The Lord God has given me
the tongue of those who are taught,
that I may know how to sustain with a word
him that is weary.

Morning by morning he wakens,
he wakens my ear
to hear as those who are taught.

The Lord God has opened my ear,
and I was not rebellious,
I turned not backward.

I gave my back to the smiters,
and my cheeks to those who pulled out the beard;
I hid not my face
from shame and spitting.

For the Lord God helps me;
therefore I have not been confounded;
therefore I have set my face like a flint,
and I know that I shall not be put to shame;
he who vindicates me is near.

Who will contend with me?
Let us stand up together.

Who is my adversary?
Let him come near to me.

Behold, the Lord God helps me;
who will declare me guilty?

Behold, all of them will wear out like a garment;
the moth will eat them up.

Four things come out of that paragraph that commend to us Jesus' credibility and authority: his tongue, his ear, his will (the obedience that he evidenced), and finally the power and resources that he drew on as a teacher.

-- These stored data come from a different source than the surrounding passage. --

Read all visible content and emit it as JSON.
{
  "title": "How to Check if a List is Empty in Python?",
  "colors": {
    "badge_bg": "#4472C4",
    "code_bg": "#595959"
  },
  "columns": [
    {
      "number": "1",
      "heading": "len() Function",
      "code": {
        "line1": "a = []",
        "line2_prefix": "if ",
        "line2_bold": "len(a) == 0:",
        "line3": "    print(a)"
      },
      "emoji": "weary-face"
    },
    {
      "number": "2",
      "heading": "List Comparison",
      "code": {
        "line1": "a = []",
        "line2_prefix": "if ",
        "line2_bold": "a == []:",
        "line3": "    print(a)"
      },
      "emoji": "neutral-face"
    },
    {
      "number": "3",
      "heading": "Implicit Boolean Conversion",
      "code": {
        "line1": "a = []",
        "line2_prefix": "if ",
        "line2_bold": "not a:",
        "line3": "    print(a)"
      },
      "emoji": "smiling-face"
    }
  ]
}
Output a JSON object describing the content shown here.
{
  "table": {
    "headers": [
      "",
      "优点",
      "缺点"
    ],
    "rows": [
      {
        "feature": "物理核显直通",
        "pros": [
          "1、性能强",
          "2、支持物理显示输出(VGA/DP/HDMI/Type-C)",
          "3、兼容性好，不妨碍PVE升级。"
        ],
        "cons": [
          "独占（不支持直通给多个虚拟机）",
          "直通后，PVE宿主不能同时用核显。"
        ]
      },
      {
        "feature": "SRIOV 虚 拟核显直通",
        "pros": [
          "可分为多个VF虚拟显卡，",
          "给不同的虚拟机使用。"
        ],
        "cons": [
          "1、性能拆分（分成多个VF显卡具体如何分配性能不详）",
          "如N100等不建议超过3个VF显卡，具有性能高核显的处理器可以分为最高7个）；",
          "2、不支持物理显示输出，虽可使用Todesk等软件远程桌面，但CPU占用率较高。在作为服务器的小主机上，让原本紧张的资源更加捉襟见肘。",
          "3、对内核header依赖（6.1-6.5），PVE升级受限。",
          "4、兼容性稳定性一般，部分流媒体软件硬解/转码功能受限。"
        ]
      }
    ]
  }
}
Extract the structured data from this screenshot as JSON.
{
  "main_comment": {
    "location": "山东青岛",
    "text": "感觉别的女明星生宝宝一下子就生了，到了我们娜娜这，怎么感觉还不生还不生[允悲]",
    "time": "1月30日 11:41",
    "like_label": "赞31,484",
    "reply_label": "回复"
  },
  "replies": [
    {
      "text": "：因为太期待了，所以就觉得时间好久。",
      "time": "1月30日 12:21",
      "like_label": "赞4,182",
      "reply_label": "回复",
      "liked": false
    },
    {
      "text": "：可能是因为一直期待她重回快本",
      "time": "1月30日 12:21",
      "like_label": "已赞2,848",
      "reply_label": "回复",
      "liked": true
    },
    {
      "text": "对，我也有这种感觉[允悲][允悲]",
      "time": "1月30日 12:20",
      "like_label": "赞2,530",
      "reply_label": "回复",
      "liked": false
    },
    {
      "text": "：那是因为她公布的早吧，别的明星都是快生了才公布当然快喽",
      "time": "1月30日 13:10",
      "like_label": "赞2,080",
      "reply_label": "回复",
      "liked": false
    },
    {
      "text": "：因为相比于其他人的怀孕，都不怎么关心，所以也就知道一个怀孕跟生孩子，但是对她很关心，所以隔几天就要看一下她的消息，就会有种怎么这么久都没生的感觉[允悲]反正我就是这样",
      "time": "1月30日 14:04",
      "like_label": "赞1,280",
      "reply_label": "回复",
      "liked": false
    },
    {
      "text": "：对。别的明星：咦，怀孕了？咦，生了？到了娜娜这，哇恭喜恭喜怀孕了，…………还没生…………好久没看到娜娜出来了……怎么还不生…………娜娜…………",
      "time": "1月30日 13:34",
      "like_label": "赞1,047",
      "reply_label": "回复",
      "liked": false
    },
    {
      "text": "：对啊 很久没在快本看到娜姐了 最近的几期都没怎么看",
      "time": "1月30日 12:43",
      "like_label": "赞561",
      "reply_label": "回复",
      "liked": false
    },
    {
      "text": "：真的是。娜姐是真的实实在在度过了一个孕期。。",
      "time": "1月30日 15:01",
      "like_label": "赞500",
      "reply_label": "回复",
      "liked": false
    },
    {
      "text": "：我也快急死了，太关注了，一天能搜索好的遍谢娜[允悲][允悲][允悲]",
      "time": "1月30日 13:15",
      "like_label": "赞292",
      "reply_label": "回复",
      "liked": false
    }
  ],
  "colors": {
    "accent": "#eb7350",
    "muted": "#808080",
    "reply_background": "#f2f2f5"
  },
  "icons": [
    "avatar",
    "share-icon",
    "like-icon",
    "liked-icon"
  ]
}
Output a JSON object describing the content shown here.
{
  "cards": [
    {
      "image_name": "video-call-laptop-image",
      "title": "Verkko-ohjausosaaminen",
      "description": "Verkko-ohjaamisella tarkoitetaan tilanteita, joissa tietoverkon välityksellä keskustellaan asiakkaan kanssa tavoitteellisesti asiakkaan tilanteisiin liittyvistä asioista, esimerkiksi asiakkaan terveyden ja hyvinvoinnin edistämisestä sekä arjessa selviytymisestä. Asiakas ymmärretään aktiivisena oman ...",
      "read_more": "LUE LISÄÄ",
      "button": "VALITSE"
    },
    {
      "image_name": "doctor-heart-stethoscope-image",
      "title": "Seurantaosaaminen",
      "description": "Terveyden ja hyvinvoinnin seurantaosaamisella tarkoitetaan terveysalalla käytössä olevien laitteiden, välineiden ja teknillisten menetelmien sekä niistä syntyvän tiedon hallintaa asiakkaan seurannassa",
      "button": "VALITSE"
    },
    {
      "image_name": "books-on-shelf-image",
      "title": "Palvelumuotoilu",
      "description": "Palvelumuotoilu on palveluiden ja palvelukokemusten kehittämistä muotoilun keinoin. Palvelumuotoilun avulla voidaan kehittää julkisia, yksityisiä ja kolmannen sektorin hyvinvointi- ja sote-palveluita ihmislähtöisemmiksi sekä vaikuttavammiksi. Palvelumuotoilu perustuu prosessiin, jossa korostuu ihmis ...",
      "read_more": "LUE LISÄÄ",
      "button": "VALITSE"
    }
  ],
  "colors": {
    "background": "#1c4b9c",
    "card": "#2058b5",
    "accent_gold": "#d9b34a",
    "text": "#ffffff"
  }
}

First of all, look at the kind of tongue he has, the kind of words he speaks and the effect those words have on people. Look at the beginning of verse 4 again.
"The Lord God has given me
the tongue of those who are taught,
that I may know how to sustain with a word
him that is weary."

Various English translations of the Bible interpret that little phrase "the tongue of those that are taught" very differently. In the New International Version it is "an instructed tongue." The New English Bible translates it "the tongue of a teacher." The New American Standard calls it "the tongue of a disciple." King James says, "the tongue of the learned." The Hebrew word "lamad" really is that rich and all these interpretations help us to understand the fullness of the kind of tongue with which Jesus spoke. That Hebrew word suggests speech that has become a part of the nature of the one speaking. It suggests disciplined learning, not a haphazard experience. The Teacher didn't make it up as he went along. He had learned God's word, and it flowed out of his life. It suggests that truth had been internalized, and as a result his speech was very penetrating. It affected people very directly, and the hearts of his hearers were opened.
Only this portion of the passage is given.